Dollar-based net retention rate is obtained by dividing the numerator by the denominator. Our dollar-based net retention rate may fluctuate due to a number of factors, including the performance of our cloud platform, our success in selling bigger deals, including deals for all employees with our ZIA Transformation bundle, faster upsells within a year, the timing and the rate of ARR expansion of our existing customers, potential changes in our rate of renewals and other risk factors described in this Annual Report on Form 10-K.

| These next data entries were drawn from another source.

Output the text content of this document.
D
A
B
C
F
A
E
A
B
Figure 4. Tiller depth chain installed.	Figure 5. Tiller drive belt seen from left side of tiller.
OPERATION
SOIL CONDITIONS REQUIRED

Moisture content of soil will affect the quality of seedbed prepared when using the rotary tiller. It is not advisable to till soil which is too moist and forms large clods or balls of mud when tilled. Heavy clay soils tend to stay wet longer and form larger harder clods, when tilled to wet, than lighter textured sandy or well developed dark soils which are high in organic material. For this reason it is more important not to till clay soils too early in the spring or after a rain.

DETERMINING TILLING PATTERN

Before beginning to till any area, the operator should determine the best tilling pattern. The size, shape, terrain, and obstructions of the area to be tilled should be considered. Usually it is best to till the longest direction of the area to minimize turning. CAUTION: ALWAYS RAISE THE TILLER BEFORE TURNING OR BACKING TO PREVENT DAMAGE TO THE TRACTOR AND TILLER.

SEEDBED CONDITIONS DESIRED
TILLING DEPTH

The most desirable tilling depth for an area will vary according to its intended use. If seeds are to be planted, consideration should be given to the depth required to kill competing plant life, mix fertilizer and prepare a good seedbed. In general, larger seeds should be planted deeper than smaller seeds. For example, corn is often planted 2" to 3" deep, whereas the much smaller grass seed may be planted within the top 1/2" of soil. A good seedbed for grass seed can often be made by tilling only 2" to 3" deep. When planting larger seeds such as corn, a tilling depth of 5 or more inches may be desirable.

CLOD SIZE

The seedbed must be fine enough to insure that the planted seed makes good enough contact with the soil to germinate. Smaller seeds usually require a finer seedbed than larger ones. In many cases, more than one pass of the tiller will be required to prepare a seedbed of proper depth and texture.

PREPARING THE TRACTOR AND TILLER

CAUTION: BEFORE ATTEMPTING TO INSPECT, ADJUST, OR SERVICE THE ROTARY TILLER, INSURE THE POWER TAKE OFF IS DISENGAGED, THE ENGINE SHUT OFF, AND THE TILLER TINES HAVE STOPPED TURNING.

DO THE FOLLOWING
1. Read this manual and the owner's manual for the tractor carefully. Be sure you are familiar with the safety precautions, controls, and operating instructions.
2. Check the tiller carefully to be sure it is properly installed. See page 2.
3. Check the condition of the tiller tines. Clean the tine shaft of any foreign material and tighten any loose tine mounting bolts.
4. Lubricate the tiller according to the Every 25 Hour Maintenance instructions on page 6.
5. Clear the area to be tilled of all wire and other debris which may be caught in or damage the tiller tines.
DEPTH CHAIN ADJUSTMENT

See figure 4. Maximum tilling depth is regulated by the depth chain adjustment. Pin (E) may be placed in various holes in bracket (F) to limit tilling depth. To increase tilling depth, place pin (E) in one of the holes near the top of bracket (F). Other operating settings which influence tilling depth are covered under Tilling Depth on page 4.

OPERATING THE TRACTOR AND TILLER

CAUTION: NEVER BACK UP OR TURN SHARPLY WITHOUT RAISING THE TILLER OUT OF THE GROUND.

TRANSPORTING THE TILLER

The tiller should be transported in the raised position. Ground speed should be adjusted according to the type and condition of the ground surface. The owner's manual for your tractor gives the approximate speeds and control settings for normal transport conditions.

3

|Trailing 12 Months Ended July 31,|
|Dollar-based net retention rate||120%||118%||117%|
Non-GAAP Financial Measures
In addition to our results determined in accordance with U.S. GAAP, we believe the following non-GAAP measures are useful in evaluating our operating performance. We use the following non-GAAP financial information to evaluate our ongoing operations and for internal planning and forecasting purposes. We believe that non-GAAP financial information, when taken collectively, may be helpful to investors because it provides consistency and comparability with past financial performance. However, non-GAAP financial information is presented for supplemental informational purposes only, has limitations as an analytical tool and should not be considered in isolation or as a substitute for financial information presented in accordance with U.S. GAAP. In particular, free cash flow is not a substitute for cash used in operating activities. Additionally, the utility of free cash flow as a measure of our liquidity is further limited as it does not represent the total increase or decrease in our cash balance for a given period. In addition, other companies, including companies in our industry, may calculate similarly-titled non-GAAP measures differently or may use other measures to evaluate their performance, all of which could reduce the usefulness of our non-GAAP financial measures as tools for comparison. A reconciliation is provided below for each non-GAAP financial measure to the most directly comparable financial measure stated in accordance with U.S. GAAP. Investors are encouraged to review the related GAAP financial measures and the reconciliation of these non-GAAP financial measures to their most directly comparable GAAP financial measures, and not to rely on any single financial measure to evaluate our business.
Non-GAAP Gross Profit and Non-GAAP Gross Margin
We define non-GAAP gross profit as GAAP gross profit excluding stock-based compensation expense and amortization of acquired intangible assets. We define non-GAAP gross margin as non-GAAP gross profit as a percentage of revenue.